Economic rationalism, on the other hand, stresses economic efficiency as the goal rather than equity. It involves a basic policy formula of cutting government spending, privatising government services and assets, and deregulating business activities all in the name of free markets, competitiveness, efficiency and economic growth.
Such policy prescriptions, although they are clearly in the interests of big-business, were presented as being in everyone’s interest as they would reinvigorate economies and ensure global competitiveness, creating greater wealth and more jobs. In practice they have led to greater inequities.
In New Zealand, which was praised internationally as a model for economic reform, inequities increased whilst the promised economic growth did not materialise. By 1993 one in six New Zealanders were living below the poverty line. According to Jane Kelsey, who analysed the 'New Zealand Experiment' in her book Economic Fundamentalism: "Between 1985 and 1992 total growth across OECD economies averaged 20 percent; New Zealand's economy shrank by 1 percent over the same period" despite an increasing population. At the same time productivity was static, unemployment skyrocketed, inflation soared (around 9 % per year), investment halved, overseas debt quadrupled and interest rates remained high. People left NZ in droves.

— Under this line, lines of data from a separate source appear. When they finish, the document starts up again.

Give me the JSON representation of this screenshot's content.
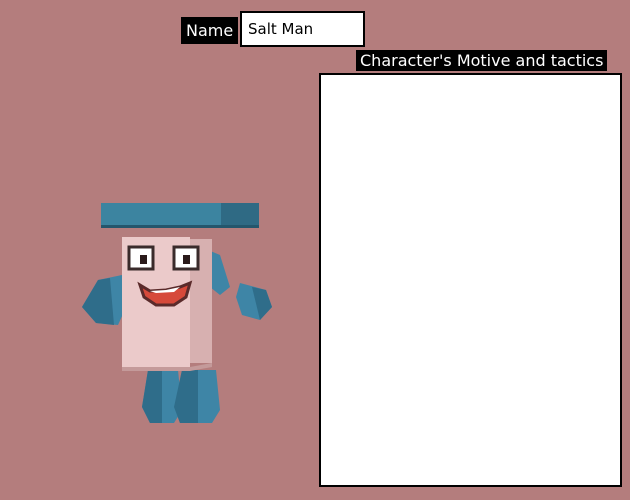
{
  "name_label": "Name",
  "name_value": "Salt Man",
  "motive_label": "Character's Motive and tactics",
  "motive_value": "",
  "character": {
    "icon": "salt-shaker-character-icon",
    "colors": {
      "background": "#b47d7d",
      "body": "#e9c8c8",
      "cap": "#3c84a0",
      "limbs": "#3e85a6",
      "mouth": "#d6493a"
    }
  }
}
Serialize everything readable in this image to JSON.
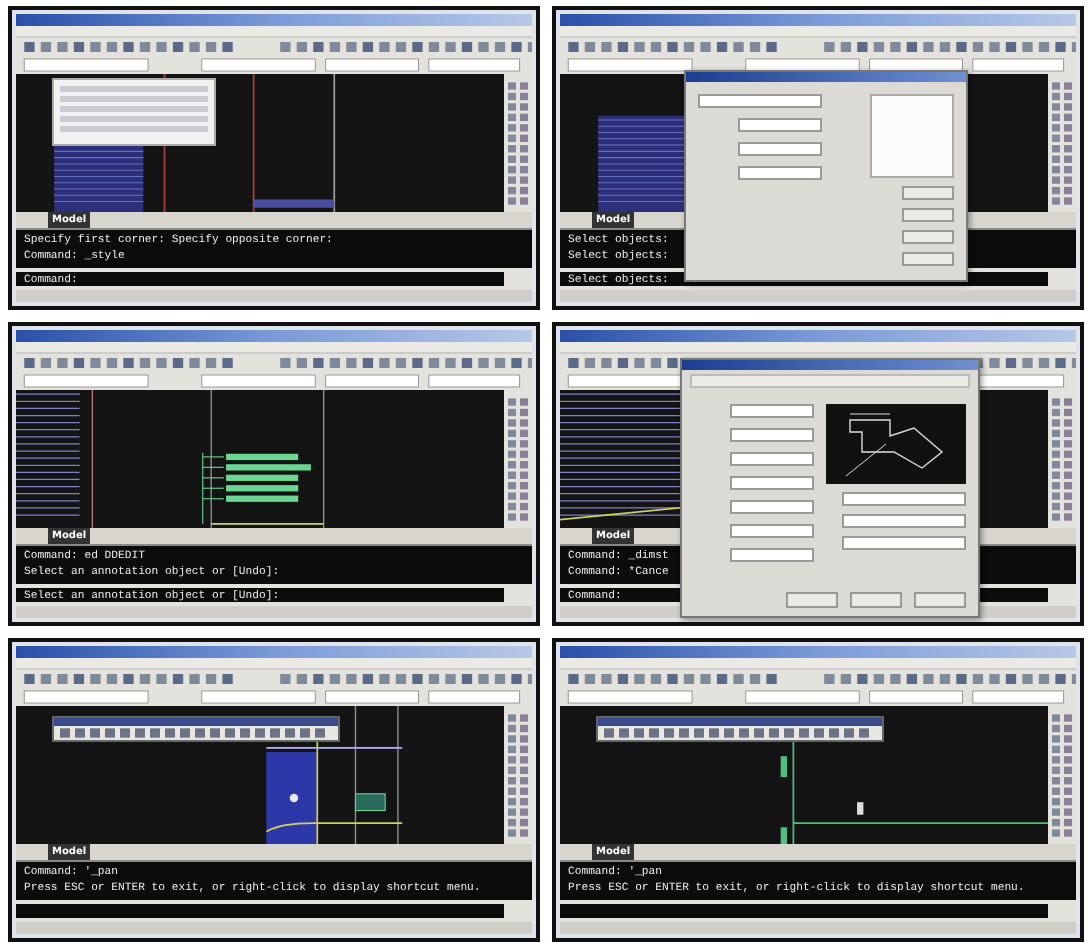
{
  "panels": [
    {
      "kind": "layers",
      "overlay": {
        "kind": "palette"
      },
      "model_tab": "Model",
      "command_lines": [
        "Specify first corner: Specify opposite corner:",
        "Command:  _style"
      ],
      "prompt": "Command:"
    },
    {
      "kind": "layers",
      "overlay": {
        "kind": "textstyle"
      },
      "model_tab": "Model",
      "command_lines": [
        "Select objects:",
        "Select objects:"
      ],
      "prompt": "Select objects:"
    },
    {
      "kind": "annotations",
      "model_tab": "Model",
      "command_lines": [
        "Command: ed DDEDIT",
        "Select an annotation object or [Undo]:"
      ],
      "prompt": "Select an annotation object or [Undo]:"
    },
    {
      "kind": "stripes",
      "overlay": {
        "kind": "dimstyle"
      },
      "model_tab": "Model",
      "command_lines": [
        "Command:  _dimst",
        "Command: *Cance"
      ],
      "prompt": "Command:"
    },
    {
      "kind": "building",
      "overlay": {
        "kind": "toolbar"
      },
      "model_tab": "Model",
      "command_lines": [
        "Command: '_pan",
        "Press ESC or ENTER to exit, or right-click to display shortcut menu."
      ]
    },
    {
      "kind": "dimension",
      "overlay": {
        "kind": "toolbar"
      },
      "model_tab": "Model",
      "command_lines": [
        "Command: '_pan",
        "Press ESC or ENTER to exit, or right-click to display shortcut menu."
      ]
    }
  ]
}
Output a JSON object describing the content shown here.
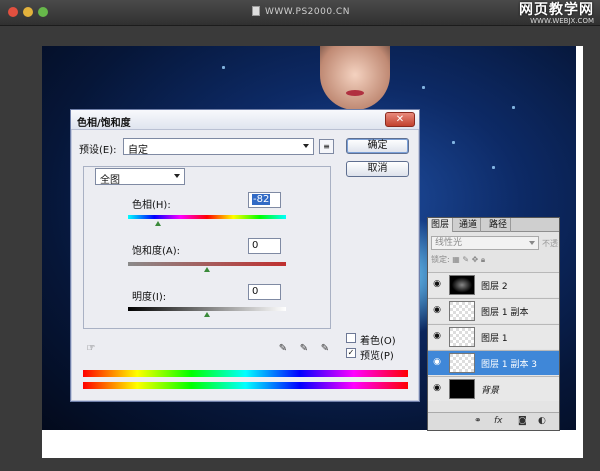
{
  "window": {
    "doc_title": "WWW.PS2000.CN",
    "watermark_title": "网页教学网",
    "watermark_url": "WWW.WEBJX.COM"
  },
  "dialog": {
    "title": "色相/饱和度",
    "preset_label": "预设(E):",
    "preset_value": "自定",
    "ok_label": "确定",
    "cancel_label": "取消",
    "channel_value": "全图",
    "hue_label": "色相(H):",
    "hue_value": "-82",
    "saturation_label": "饱和度(A):",
    "saturation_value": "0",
    "lightness_label": "明度(I):",
    "lightness_value": "0",
    "colorize_label": "着色(O)",
    "colorize_checked": false,
    "preview_label": "预览(P)",
    "preview_checked": true,
    "hue_level": -82,
    "saturation_level": 0,
    "lightness_level": 0
  },
  "layers_panel": {
    "tabs": [
      "图层",
      "通道",
      "路径"
    ],
    "blend_mode": "线性光",
    "opacity_hint": "不透",
    "lock_label": "锁定:",
    "layers": [
      {
        "name": "图层 2",
        "thumb": "dark-texture",
        "selected": false
      },
      {
        "name": "图层 1 副本",
        "thumb": "checker-figure",
        "selected": false
      },
      {
        "name": "图层 1",
        "thumb": "checker-figure",
        "selected": false
      },
      {
        "name": "图层 1 副本 3",
        "thumb": "checker-figure",
        "selected": true
      },
      {
        "name": "背景",
        "thumb": "dark-bg",
        "selected": false
      }
    ],
    "footer_icons": [
      "link-icon",
      "fx-icon",
      "mask-icon",
      "adjustment-icon"
    ]
  }
}
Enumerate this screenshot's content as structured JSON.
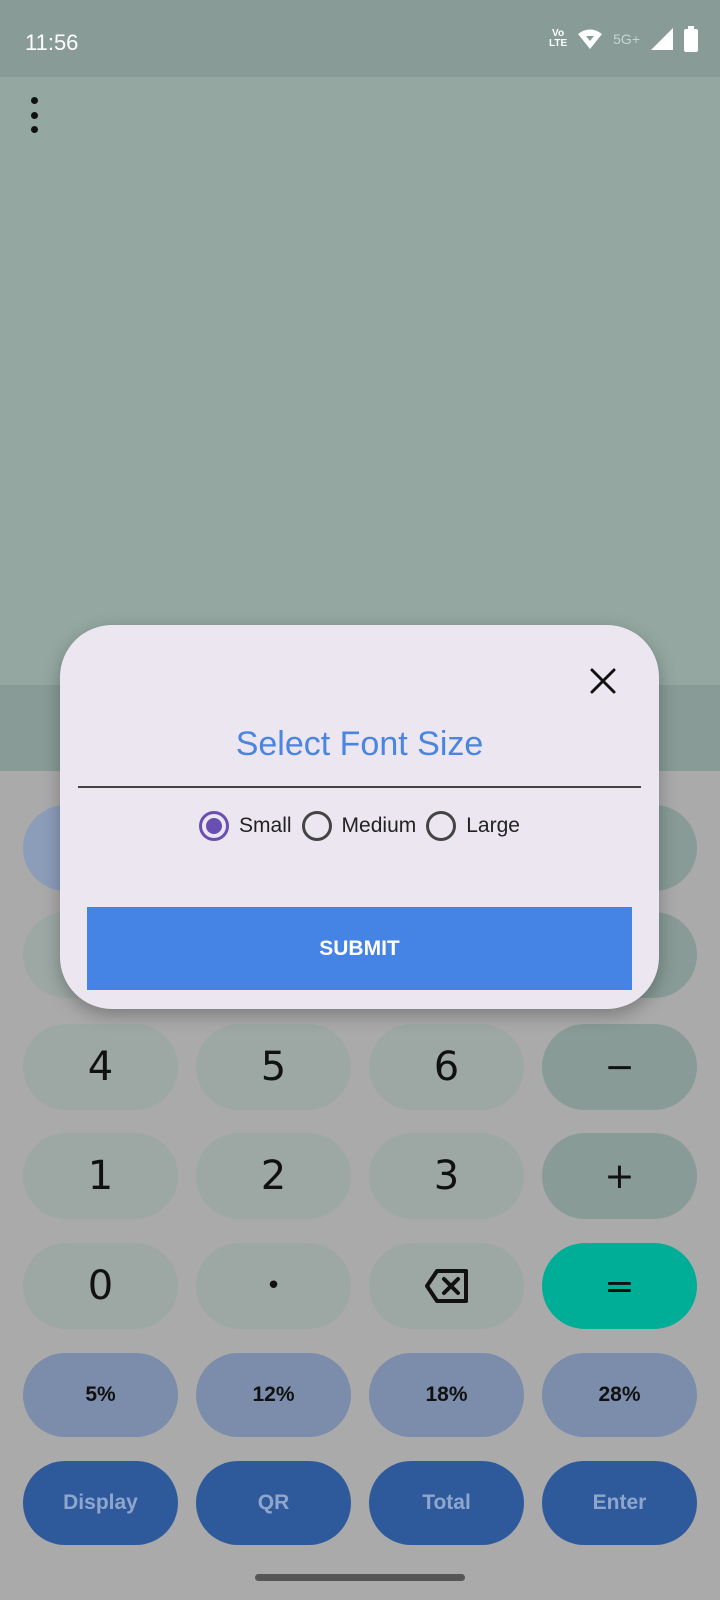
{
  "status_bar": {
    "time": "11:56",
    "volte_top": "Vo",
    "volte_bottom": "LTE",
    "network": "5G+"
  },
  "keypad": {
    "row_numbers_1": [
      "4",
      "5",
      "6"
    ],
    "row_numbers_2": [
      "1",
      "2",
      "3"
    ],
    "row_numbers_3": [
      "0",
      "•"
    ],
    "minus": "−",
    "plus": "+",
    "equals": "=",
    "percent_keys": [
      "5%",
      "12%",
      "18%",
      "28%"
    ],
    "function_keys": [
      "Display",
      "QR",
      "Total",
      "Enter"
    ]
  },
  "dialog": {
    "title": "Select Font Size",
    "options": [
      {
        "label": "Small",
        "checked": true
      },
      {
        "label": "Medium",
        "checked": false
      },
      {
        "label": "Large",
        "checked": false
      }
    ],
    "submit_label": "SUBMIT"
  },
  "colors": {
    "accent_blue": "#4583e4",
    "radio_purple": "#6a4fb3",
    "equals_teal": "#00ad97"
  }
}
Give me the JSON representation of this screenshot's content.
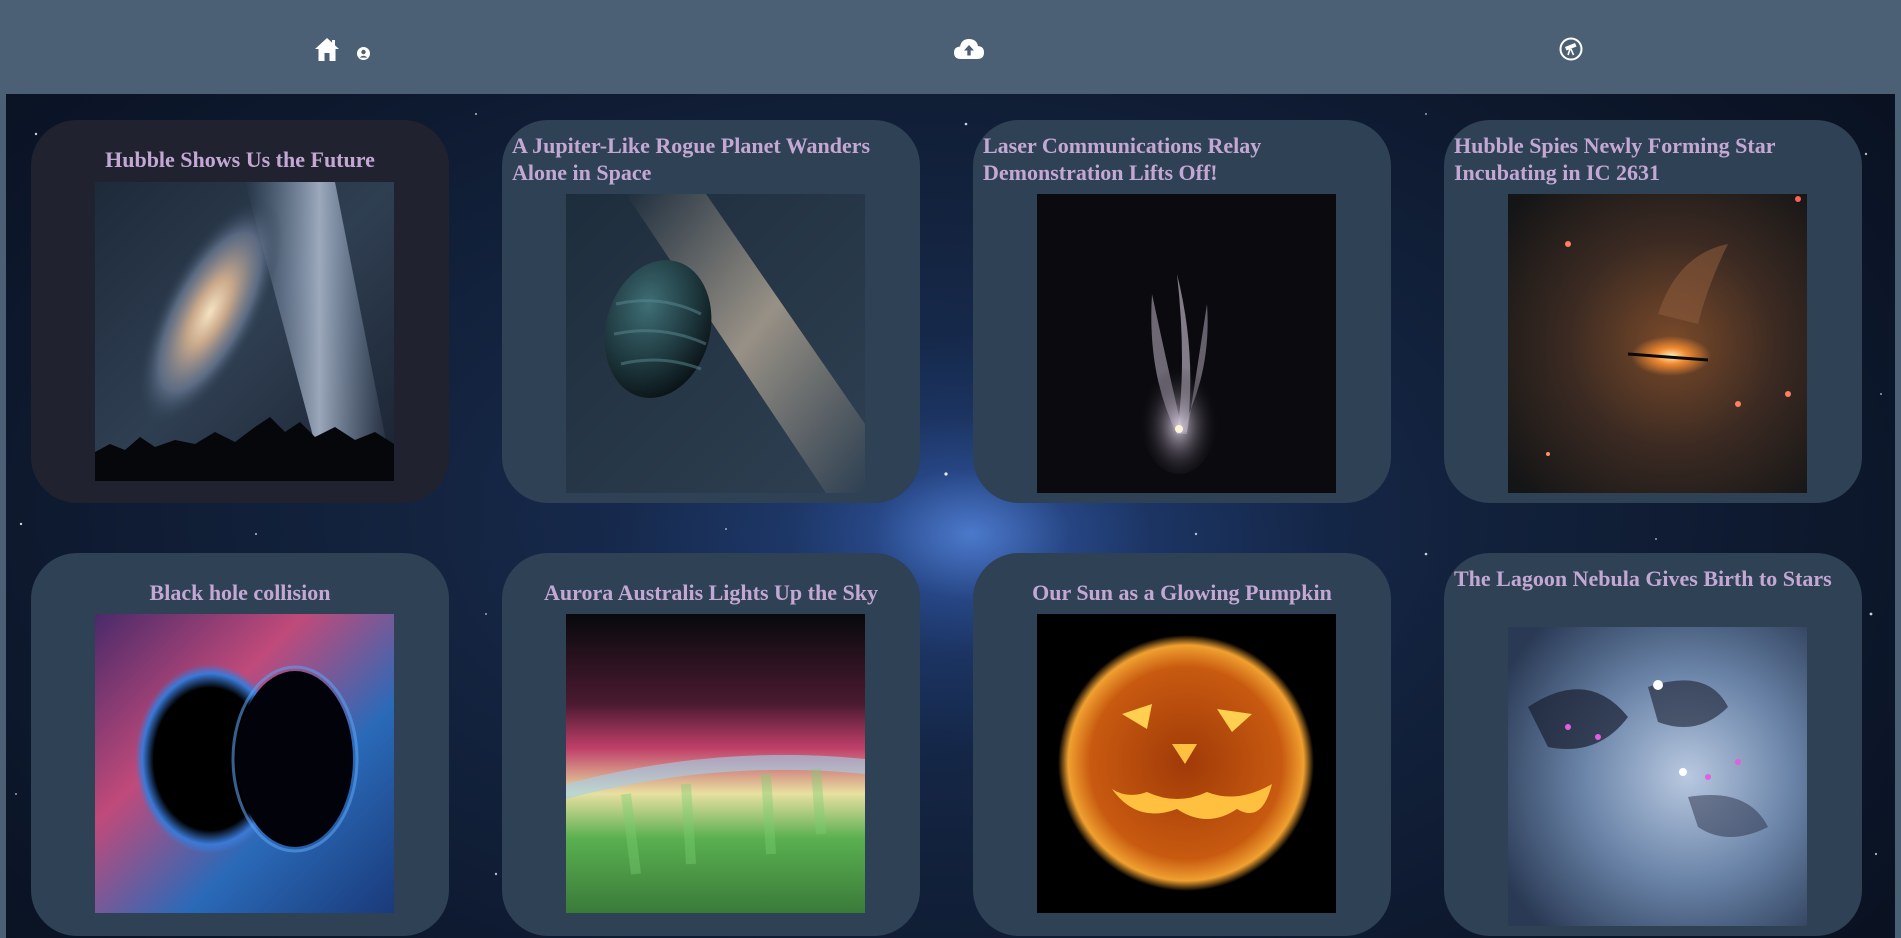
{
  "nav": {
    "home_icon": "home-icon",
    "user_icon": "user-circle-icon",
    "upload_icon": "cloud-upload-icon",
    "telescope_icon": "telescope-icon"
  },
  "colors": {
    "header_bg": "#4b6075",
    "card_bg": "#2f4154",
    "card_bg_highlight": "#20222f",
    "title_color": "#c4a8d4"
  },
  "cards": [
    {
      "title": "Hubble Shows Us the Future",
      "image": "milky-way-andromeda-image"
    },
    {
      "title": "A Jupiter-Like Rogue Planet Wanders Alone in Space",
      "image": "rogue-planet-image"
    },
    {
      "title": "Laser Communications Relay Demonstration Lifts Off!",
      "image": "rocket-launch-image"
    },
    {
      "title": "Hubble Spies Newly Forming Star Incubating in IC 2631",
      "image": "forming-star-image"
    },
    {
      "title": "Black hole collision",
      "image": "black-hole-collision-image"
    },
    {
      "title": "Aurora Australis Lights Up the Sky",
      "image": "aurora-image"
    },
    {
      "title": "Our Sun as a Glowing Pumpkin",
      "image": "sun-pumpkin-image"
    },
    {
      "title": "The Lagoon Nebula Gives Birth to Stars",
      "image": "lagoon-nebula-image"
    }
  ]
}
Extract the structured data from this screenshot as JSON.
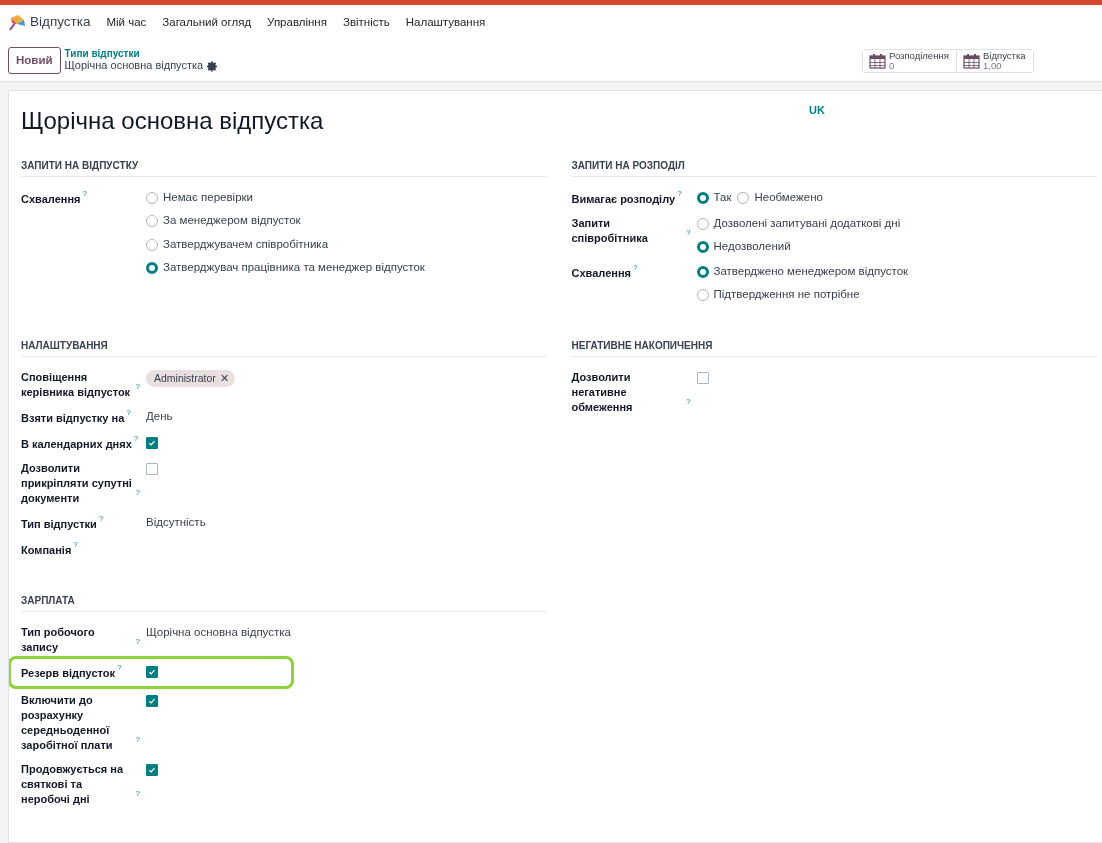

The reinvigoration of the Australian manufacturing sector that was supposed to result from economic restructuring never occurred either. The extra money generated in the 1980s by lower corporate taxes, voluntary union wage restraint, higher profits and deregulation was supposed to provide incentives for investment in manufacturing. Instead the extra profits were squandered on executive salaries, takeover bids and speculative rather than productive investment. Few ordinary workers benefited and the gap between rich and poor grew. The reputation of Australia for egalitarianism and equitable distribution of income was destroyed as inequities in Australia rivalled other countries.
The decline of equity should be no surprise since it was never a concern of economic rationalists. The problem is that despite its disregard for and impact on equity, economic rationalist policies are now being advocated and used to achieve sustainable development. The policy prescriptions of deregulation and privatisation are being applied to environmental problems in the form of economic instruments and the establishment of property rights in pollution, water and fisheries. Voluntary measures are being used instead of legislative measures, for example to deal with greenhouse gas emissions in Australia.
Economic instruments are supposed to be a way of ensuring that the costs of environmental degradation are incorporated into economic decisions. Although environmental laws can also force polluters to take notice of these external costs, by prescribing limits to what can be discharged or emitted, economic rationalists are ideologically opposed to the use of laws. However, economic instruments can be environmentally ineffective and also highly inequitable. For example tradeable pollution rights can concentrate pollution in particular local areas. Even with pollution charges, it is the polluting company that decides whether to reduce its pollution or pay to go on polluting. Neighbours don't have any say.
The irony is that the concept of sustainable development was introduced to deal with growing environmental degradation caused in many respects by a lack of equity. The wealthy were using unsustainable amounts of resources and the poor were overexploiting local environments in an effort to scratch a living. Now governments are incorporating economic rationalism into sustainable development, thus reinforcing equity and the environmental degradation that follows.